Frequently Asked Questions (FAQ)
Q: I enabled SCWS via the ServBay UI, but it doesn’t appear in phpinfo()
?
A: Ensure you have restarted the correct PHP package. Sometimes there are multiple PHP versions running; you need to restart the one associated with your site. If the issue persists, try manually editing the scws.ini
file and double-check the file paths and for syntax errors.
Q: How do I create and use a custom dictionary?
A: Refer to the “Creating and Configuring SCWS Dictionaries” section above.
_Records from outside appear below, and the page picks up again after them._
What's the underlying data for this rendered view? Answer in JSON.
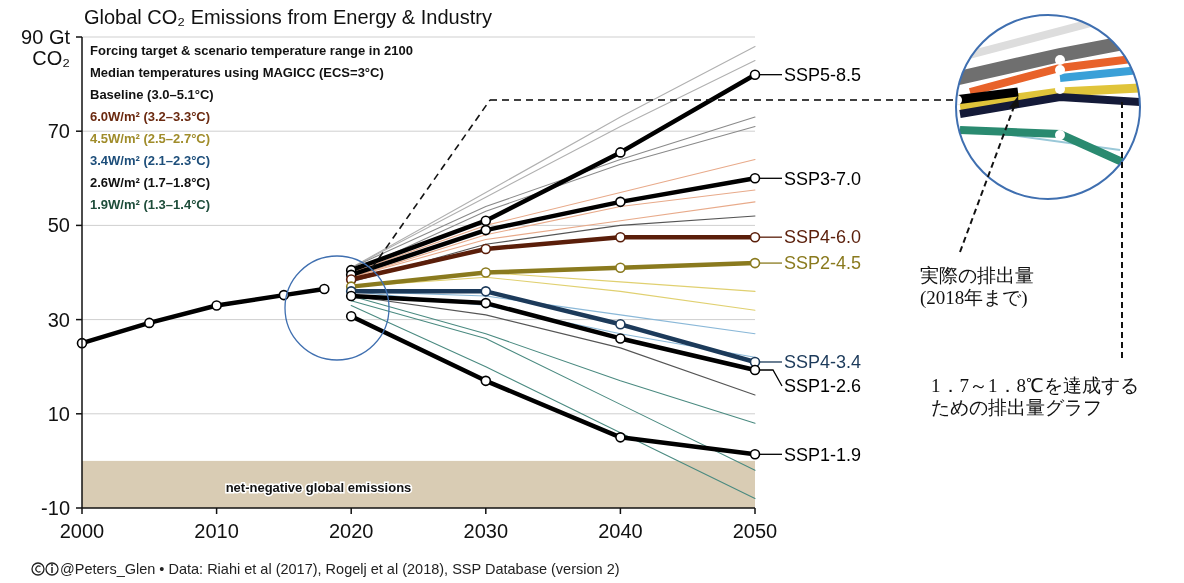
{
  "chart_data": {
    "type": "line",
    "title": "Global CO₂ Emissions from Energy & Industry",
    "legend_title": "Forcing target & scenario temperature range in 2100",
    "subtitle": "Median temperatures using MAGICC (ECS=3°C)",
    "annotations": [
      "Baseline (3.0–5.1°C)",
      "6.0W/m² (3.2–3.3°C)",
      "4.5W/m² (2.5–2.7°C)",
      "3.4W/m² (2.1–2.3°C)",
      "2.6W/m² (1.7–1.8°C)",
      "1.9W/m² (1.3–1.4°C)",
      "実際の排出量\n(2018年まで)",
      "1．7～1．8℃を達成するための排出量グラフ",
      "@Peters_Glen  •  Data: Riahi et al (2017), Rogelj et al (2018), SSP Database (version 2)"
    ],
    "xlim": [
      2000,
      2050
    ],
    "xticks": [
      2000,
      2010,
      2020,
      2030,
      2040,
      2050
    ],
    "ylim": [
      -10,
      90
    ],
    "yticks": [
      -10,
      10,
      30,
      50,
      70,
      {
        "value": 90,
        "label": "90 Gt\nCO₂"
      }
    ],
    "grid": "y",
    "marker": "circle",
    "legend": "right",
    "bands": [
      {
        "axis": "y",
        "from": -10,
        "to": 0,
        "label": "net-negative global emissions",
        "color": "#d9ccb4"
      }
    ],
    "series": [
      {
        "color": "#b0b0b0",
        "marker": "none",
        "x": [
          2020,
          2030,
          2040,
          2050
        ],
        "values": [
          41,
          57,
          73,
          88
        ]
      },
      {
        "color": "#b0b0b0",
        "marker": "none",
        "x": [
          2020,
          2030,
          2040,
          2050
        ],
        "values": [
          41,
          56,
          71,
          85
        ]
      },
      {
        "color": "#8a8a8a",
        "marker": "none",
        "x": [
          2020,
          2030,
          2040,
          2050
        ],
        "values": [
          41,
          54,
          64,
          73
        ]
      },
      {
        "color": "#8a8a8a",
        "marker": "none",
        "x": [
          2020,
          2030,
          2040,
          2050
        ],
        "values": [
          40,
          53,
          63,
          71
        ]
      },
      {
        "color": "#e8aa8a",
        "marker": "none",
        "x": [
          2020,
          2030,
          2040,
          2050
        ],
        "values": [
          40,
          50,
          57,
          64
        ]
      },
      {
        "color": "#e8aa8a",
        "marker": "none",
        "x": [
          2020,
          2030,
          2040,
          2050
        ],
        "values": [
          39,
          48,
          54,
          57.5
        ]
      },
      {
        "color": "#e8aa8a",
        "marker": "none",
        "x": [
          2020,
          2030,
          2040,
          2050
        ],
        "values": [
          39,
          47,
          51,
          55
        ]
      },
      {
        "color": "#555555",
        "marker": "none",
        "x": [
          2020,
          2030,
          2040,
          2050
        ],
        "values": [
          38,
          46,
          50,
          52
        ]
      },
      {
        "color": "#e0d070",
        "marker": "none",
        "x": [
          2020,
          2030,
          2040,
          2050
        ],
        "values": [
          37,
          40,
          38,
          36
        ]
      },
      {
        "color": "#e0d070",
        "marker": "none",
        "x": [
          2020,
          2030,
          2040,
          2050
        ],
        "values": [
          37,
          39,
          36,
          32
        ]
      },
      {
        "color": "#8ab8d8",
        "marker": "none",
        "x": [
          2020,
          2030,
          2040,
          2050
        ],
        "values": [
          36,
          35,
          31,
          27
        ]
      },
      {
        "color": "#8ab8d8",
        "marker": "none",
        "x": [
          2020,
          2030,
          2040,
          2050
        ],
        "values": [
          36,
          33,
          27,
          22
        ]
      },
      {
        "color": "#555555",
        "marker": "none",
        "x": [
          2020,
          2030,
          2040,
          2050
        ],
        "values": [
          35,
          31,
          24,
          14
        ]
      },
      {
        "color": "#4a8a80",
        "marker": "none",
        "x": [
          2020,
          2030,
          2040,
          2050
        ],
        "values": [
          35,
          27,
          17,
          8
        ]
      },
      {
        "color": "#4a8a80",
        "marker": "none",
        "x": [
          2020,
          2030,
          2040,
          2050
        ],
        "values": [
          34,
          26,
          12,
          -2
        ]
      },
      {
        "color": "#4a8a80",
        "marker": "none",
        "x": [
          2020,
          2030,
          2040,
          2050
        ],
        "values": [
          33,
          20,
          6,
          -8
        ]
      },
      {
        "color": "#000000",
        "x": [
          2000,
          2005,
          2010,
          2015,
          2018
        ],
        "values": [
          25,
          29.3,
          33,
          35.2,
          36.5
        ]
      },
      {
        "name": "SSP5-8.5",
        "color": "#000000",
        "x": [
          2020,
          2030,
          2040,
          2050
        ],
        "values": [
          40.5,
          51,
          65.5,
          82
        ]
      },
      {
        "name": "SSP3-7.0",
        "color": "#000000",
        "x": [
          2020,
          2030,
          2040,
          2050
        ],
        "values": [
          39.5,
          49,
          55,
          60
        ]
      },
      {
        "name": "SSP4-6.0",
        "color": "#5a1e0a",
        "x": [
          2020,
          2030,
          2040,
          2050
        ],
        "values": [
          38.5,
          45,
          47.5,
          47.5
        ]
      },
      {
        "name": "SSP2-4.5",
        "color": "#8a7a1e",
        "x": [
          2020,
          2030,
          2040,
          2050
        ],
        "values": [
          37,
          40,
          41,
          42
        ]
      },
      {
        "name": "SSP4-3.4",
        "color": "#1c3a5a",
        "x": [
          2020,
          2030,
          2040,
          2050
        ],
        "values": [
          36,
          36,
          29,
          21
        ]
      },
      {
        "name": "SSP1-2.6",
        "color": "#000000",
        "x": [
          2020,
          2030,
          2040,
          2050
        ],
        "values": [
          35,
          33.5,
          26,
          19.3
        ]
      },
      {
        "name": "SSP1-1.9",
        "color": "#000000",
        "x": [
          2020,
          2030,
          2040,
          2050
        ],
        "values": [
          30.7,
          17,
          5,
          1.4
        ]
      }
    ]
  }
}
Use the scws-gen-dict
tool to convert your plain text dictionary to xdb format, then load it into your PHP code using the add_dict()
method.
Q: What is the SCWS rules file (rules.utf8.ini
) for?
A: The rules file is mainly used for part-of-speech tagging and handling specialized segmentation rules. ServBay provides a default rules file, which should suffice for most uses.
Conclusion
ServBay provides developers with an effortless way to enable and manage the SCWS PHP Chinese text segmentation module. Whether you prefer the intuitive graphical UI or flexible manual configuration, SCWS can be seamlessly integrated into your PHP development workflow. With the SCWS tools and default dictionary pre-installed, you can quickly get started and leverage SCWS’s high efficiency and accuracy in Chinese text processing—perfect for web applications like search and content analysis. As part of ServBay’s rich software package ecosystem, SCWS integration further enhances ServBay’s completeness and utility as a local development environment.